Hynt works with theatres and arts centres in Wales to make sure there is a consistent offer available for visitors with an impairment
About 30 theatres and arts centres in Wales have signed up to a scheme to give disabled people better access to the arts, writes Georgia Snow in The Stage. The scheme, called Hynt, is the brainchild of Arts Council of Wales (ACW) and is aimed at opening up cultural spaces and experiences for audiences with disabilities. Those taking part include Wales Millennium Centre, Cardiff’s New Theatre and Clwd Theatr Cymru. An access card entitles cardholders to a free ticket for a carer or personal assistant across all shows at participating theatres. When booking, box office staff will also be able to see automatically any additional preferences, such as if there is a need for parking for disabled people or the need to bring an assistance dog.

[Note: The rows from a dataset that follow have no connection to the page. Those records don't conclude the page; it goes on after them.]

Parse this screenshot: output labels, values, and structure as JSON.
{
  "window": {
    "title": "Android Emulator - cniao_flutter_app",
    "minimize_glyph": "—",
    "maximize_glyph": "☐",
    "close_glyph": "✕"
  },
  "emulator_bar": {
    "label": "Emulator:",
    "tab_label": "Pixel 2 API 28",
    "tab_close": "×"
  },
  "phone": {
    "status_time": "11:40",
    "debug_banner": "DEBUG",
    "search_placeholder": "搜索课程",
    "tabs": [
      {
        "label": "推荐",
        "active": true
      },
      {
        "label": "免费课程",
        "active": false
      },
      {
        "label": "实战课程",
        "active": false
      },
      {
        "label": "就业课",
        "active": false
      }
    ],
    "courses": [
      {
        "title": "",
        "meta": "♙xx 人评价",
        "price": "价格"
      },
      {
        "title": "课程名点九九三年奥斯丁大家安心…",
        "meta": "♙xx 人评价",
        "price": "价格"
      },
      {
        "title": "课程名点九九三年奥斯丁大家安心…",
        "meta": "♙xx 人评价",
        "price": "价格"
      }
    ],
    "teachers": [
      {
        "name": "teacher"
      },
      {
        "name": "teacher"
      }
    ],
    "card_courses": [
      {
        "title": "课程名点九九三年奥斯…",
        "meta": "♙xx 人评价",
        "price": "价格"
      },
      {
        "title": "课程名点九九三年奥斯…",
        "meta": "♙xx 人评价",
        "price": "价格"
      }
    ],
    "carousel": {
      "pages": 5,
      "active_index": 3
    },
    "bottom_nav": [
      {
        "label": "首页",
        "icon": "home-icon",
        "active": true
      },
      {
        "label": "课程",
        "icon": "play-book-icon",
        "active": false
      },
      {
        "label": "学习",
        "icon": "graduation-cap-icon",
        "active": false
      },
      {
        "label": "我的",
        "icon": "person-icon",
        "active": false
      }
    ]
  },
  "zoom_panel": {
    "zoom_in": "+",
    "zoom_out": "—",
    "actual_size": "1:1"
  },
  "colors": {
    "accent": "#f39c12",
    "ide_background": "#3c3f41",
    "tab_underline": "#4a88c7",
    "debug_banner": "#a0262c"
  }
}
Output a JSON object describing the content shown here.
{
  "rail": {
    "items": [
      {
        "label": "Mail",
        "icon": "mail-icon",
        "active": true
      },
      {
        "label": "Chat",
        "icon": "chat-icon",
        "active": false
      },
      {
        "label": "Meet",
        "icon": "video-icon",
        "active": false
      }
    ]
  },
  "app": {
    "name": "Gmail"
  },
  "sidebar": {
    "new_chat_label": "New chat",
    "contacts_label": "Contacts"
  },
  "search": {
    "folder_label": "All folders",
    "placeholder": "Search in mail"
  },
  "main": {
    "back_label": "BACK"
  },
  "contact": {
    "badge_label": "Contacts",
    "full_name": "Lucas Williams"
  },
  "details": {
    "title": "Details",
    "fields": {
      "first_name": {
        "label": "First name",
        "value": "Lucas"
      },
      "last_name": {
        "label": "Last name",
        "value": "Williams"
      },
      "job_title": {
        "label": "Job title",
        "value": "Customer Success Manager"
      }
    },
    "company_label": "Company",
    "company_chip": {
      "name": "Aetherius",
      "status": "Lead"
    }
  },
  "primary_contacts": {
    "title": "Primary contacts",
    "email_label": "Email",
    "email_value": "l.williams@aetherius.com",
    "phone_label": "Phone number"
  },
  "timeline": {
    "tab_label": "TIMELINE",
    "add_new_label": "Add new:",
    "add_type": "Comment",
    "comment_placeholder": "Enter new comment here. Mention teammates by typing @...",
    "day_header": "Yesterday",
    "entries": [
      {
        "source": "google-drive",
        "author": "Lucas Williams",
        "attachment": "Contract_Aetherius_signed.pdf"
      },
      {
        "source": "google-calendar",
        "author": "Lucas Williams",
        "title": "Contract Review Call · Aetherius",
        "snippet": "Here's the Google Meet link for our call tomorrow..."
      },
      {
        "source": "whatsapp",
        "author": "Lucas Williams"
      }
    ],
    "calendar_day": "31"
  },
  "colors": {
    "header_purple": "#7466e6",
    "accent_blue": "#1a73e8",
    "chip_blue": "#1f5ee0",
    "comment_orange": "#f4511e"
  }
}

“It’s absolutely about trying to make booking and attending theatre as equal an experience as it can possibly be,” Hynt’s project manager Emma Evans told The Stage. “Having the same quality of experience is really important.” The scheme also includes an online resource for audiences, which brings access guides and information on theatres and performances into one place.
In addition, Evans said the initiative was working with theatres across Wales to “embrace a transitional change” within arts organisations that will improve accessibility and understanding. “We knew that we had to create this national card scheme with transparent criteria, but we also had to start a step change within the culture of the organisations we are going to be working with to bring them on board with that commitment,” she said.
Hynt is funded by ACW but has been created by development agency Creu Cymru in partnership with Diverse Cymru. The scheme was announced by ACW alongside its equality guide, which has been published to give arts organisations practical ideas about improving equality and diversity within the arts in Wales.